A baby born on the day of JWW leader's visit to the Chambucha Center, delivered via c-section. Both mother and baby are healthy. (May 2014)
Irvin Kintaudi is traveling with Jewish World Watch (JWW), a leading organization in the fight against genocide and mass atrocities worldwide. JWW's work is currently focused on the crises in Sudan and Congo. Irvin and five other delegates traveled to Congo's eastern provinces to work with survivors of the country’s decades-long conflict, which has claimed nearly six millions lives. They will meet with JWW's partners on the ground, with whom JWW works to create innovative programs and projects that change lives and transform communities. To learn more, please visit: jewishworldwatch.org
The day is May 30th, 2014. As we all approach our fourth day out of our nine day mission, the objectives that we have accomplished and achieved are unbelievable, yet there is still so much more to do. Yesterday was one of the most fulfilling days that our group has had thus far. It began at around 7:30 AM where we embarked an adventure that defined our trip's true purpose. Completely filling up three International Medical Corps SUV's, the IMC staff-- Serigne Loum and Tamara-- took us on a voyage to tour the Chambucha Rape and Crisis Center. We met all of their key medical and program staff, including doctors, nurses and other medical assistants. From women suffering from the traumas of rape to pregnant women who were ready to give birth, the health center is occupied and operating 24 hours a day, 7 days a week, treating these women in dire need of medical assistance.
The most personally physically arduous part of this trip was the fact that it took almost 12 hours to get to the Center and back to where we were staying in Bukavu-- though it is less than 100 miles. The roads on the way to the health facility were in the worst possible condition. I was warned about the instability and rockiness of the path that we were taking, but nothing could have prepared me for the trek that we took to get there. I had motion sickness the entire time heading towards the health facility, praying and wishing that the long drive would end soon; that time couldn't come quick enough for me.
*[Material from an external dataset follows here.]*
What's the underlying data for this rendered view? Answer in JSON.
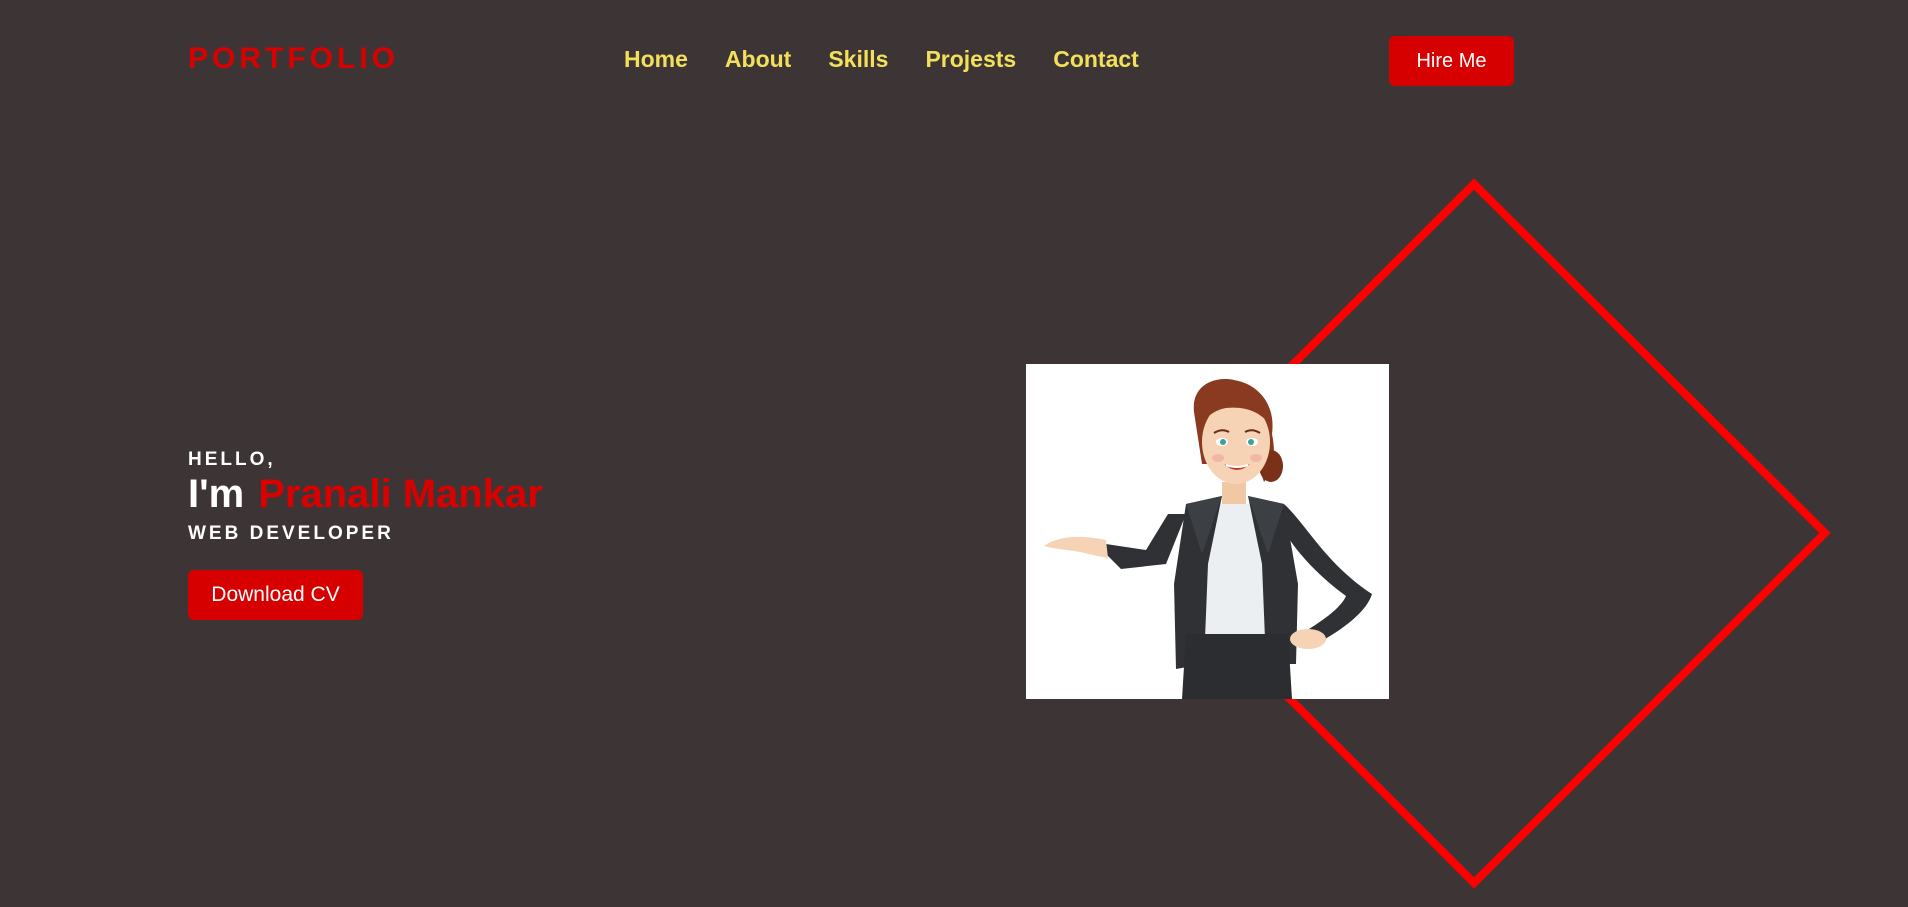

As depleted and as drained as I was, I kept myself motivated by reminding myself of the purpose of the mission. I began thinking about all of mothers, fathers, boys and girls who had to make this unbelievable trip back and forth on foot. I hoped that there were women who would be heartened by our presence, knowing that we are not just sending aid and funds to them, but actually enduring the same trip that they have had to make. Once I came to that conclusion, we arrived at the Chambucha Center.
I was so thrilled and blown away by the work that was done at the Chambucha Center. During our tour, a framed picture of Dillon Henry high up on the wall caught my attention. Seeing his picture in that place motivated me to share a few words on behalf of the Dillon Henry Foundation and Dillon himself, whose personal mission was to bring equality amongst humanity and inspire those with little or no hope. I felt so proud to represent the Dillon Henry Foundation, Jewish World Watch and my family who is of Congolese decent. It was truly an honor and I thank Janice, Naama, Harriet Zaretsky, Steve Henry and everyone else that helped make this dream come true for me and support a better life for everyone in my home country of Congo.